Rajesh Kumar I Modi, Hon’ble Deputy Minister, Ministry of Industry and Commerce, Zimbabwe stated the great potential that exists in Zimbabwe to increase trade in services in education and health by Indian firms. He spoke on how Indian financial firms can also help to contribute to Zimbabwe. The two areas he believes can be promising for India in Zimbabwe is in healthcare especially in pharma which will help provide better medical services and boost local employment. The second area is the need for technological transfer in agriculture.
Mr Sudhanshu Vats, Chairman, CII National Committee on Media and Entertainment & Group CEO, Viacom 18 Media Pvt Ltd expressed the opportunity that exists within the Media and Entertainment industry. He spoke on the opportunity that exists and the need for measures to be undertaken to exponentially grow this sector to contribute at least 3% of the nation's GDP. He stated the three areas that need to be addressed to help boost this sector, namely: Single Window Clearance, the need for physical infrastructure and the need for skilling.
Mr Nandakumar Jairam, Chairman and Group Medical Director, Columbia spoke on the Indian healthcare system. He stated how far the private sector has come since the 80s and how it currently provides over 70% of the healthcare services in the industry. He spoke on India’s competitive advantage in its infrastructure and manpower and the cost of healthcare which often for surgeries is 10% of what it is in the United States. Moving forward there is a need to develop non-medical infrastructure to boost medical value tourism and attract foreigners.
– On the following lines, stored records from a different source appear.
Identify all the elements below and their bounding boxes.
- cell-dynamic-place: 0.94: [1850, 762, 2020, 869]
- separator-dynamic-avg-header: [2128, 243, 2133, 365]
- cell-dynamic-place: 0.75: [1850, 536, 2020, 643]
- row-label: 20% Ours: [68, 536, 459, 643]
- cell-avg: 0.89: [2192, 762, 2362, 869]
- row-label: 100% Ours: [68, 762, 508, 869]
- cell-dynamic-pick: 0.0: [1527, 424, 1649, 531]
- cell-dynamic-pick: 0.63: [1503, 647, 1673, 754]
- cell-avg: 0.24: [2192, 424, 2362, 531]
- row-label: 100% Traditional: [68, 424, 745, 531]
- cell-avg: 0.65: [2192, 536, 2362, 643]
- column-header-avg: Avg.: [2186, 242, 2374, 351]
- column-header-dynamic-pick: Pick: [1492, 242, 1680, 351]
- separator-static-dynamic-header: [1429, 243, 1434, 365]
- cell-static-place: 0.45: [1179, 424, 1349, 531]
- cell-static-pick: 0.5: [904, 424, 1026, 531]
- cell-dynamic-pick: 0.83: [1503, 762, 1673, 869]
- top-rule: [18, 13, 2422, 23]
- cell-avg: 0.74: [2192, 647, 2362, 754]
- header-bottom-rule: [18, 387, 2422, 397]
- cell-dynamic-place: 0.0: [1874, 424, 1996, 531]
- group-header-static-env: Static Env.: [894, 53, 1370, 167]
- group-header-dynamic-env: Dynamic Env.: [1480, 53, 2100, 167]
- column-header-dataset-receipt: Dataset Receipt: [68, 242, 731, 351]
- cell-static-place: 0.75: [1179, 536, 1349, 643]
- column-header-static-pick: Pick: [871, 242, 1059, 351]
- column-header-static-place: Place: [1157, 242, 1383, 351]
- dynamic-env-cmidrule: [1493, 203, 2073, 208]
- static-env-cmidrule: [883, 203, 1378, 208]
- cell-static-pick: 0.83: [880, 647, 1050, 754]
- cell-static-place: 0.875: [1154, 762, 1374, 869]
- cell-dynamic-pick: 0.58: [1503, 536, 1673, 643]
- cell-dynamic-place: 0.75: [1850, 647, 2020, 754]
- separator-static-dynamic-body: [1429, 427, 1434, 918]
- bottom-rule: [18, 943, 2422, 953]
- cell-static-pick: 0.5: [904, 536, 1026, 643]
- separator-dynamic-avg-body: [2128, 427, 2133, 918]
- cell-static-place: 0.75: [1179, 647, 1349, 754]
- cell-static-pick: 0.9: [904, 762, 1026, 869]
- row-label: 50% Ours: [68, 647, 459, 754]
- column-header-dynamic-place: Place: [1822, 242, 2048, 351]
He also emphasised the impact that Ayushman Bharat has had on our nation.
Mr Sanjay Gulati, Member – Governing Council, SEPC & Group Head – Corporate Tax, GST & Litigation, GMR Group stated the impact that legal and accounting services have had on our nation and the potential it possesses. The government of India is looking at undertaking measures that will allow foreign law firms to provide services in India while looking at the contribution of Indian legal services outside. This area has grown against the backdrop of growth in AI, blockchain and digitisation.
Gaurav Gupta, Principal Secretary, Department of Commerce & Industries, Government of Karnataka highlighted the bottlenecks that currently exists within exports such as issues with regulation and how networking needs to be worked on. He stated that the Government of Karnataka is committed to undertaking various measures to improve the ease of doing business and allowing for a single-window clearance.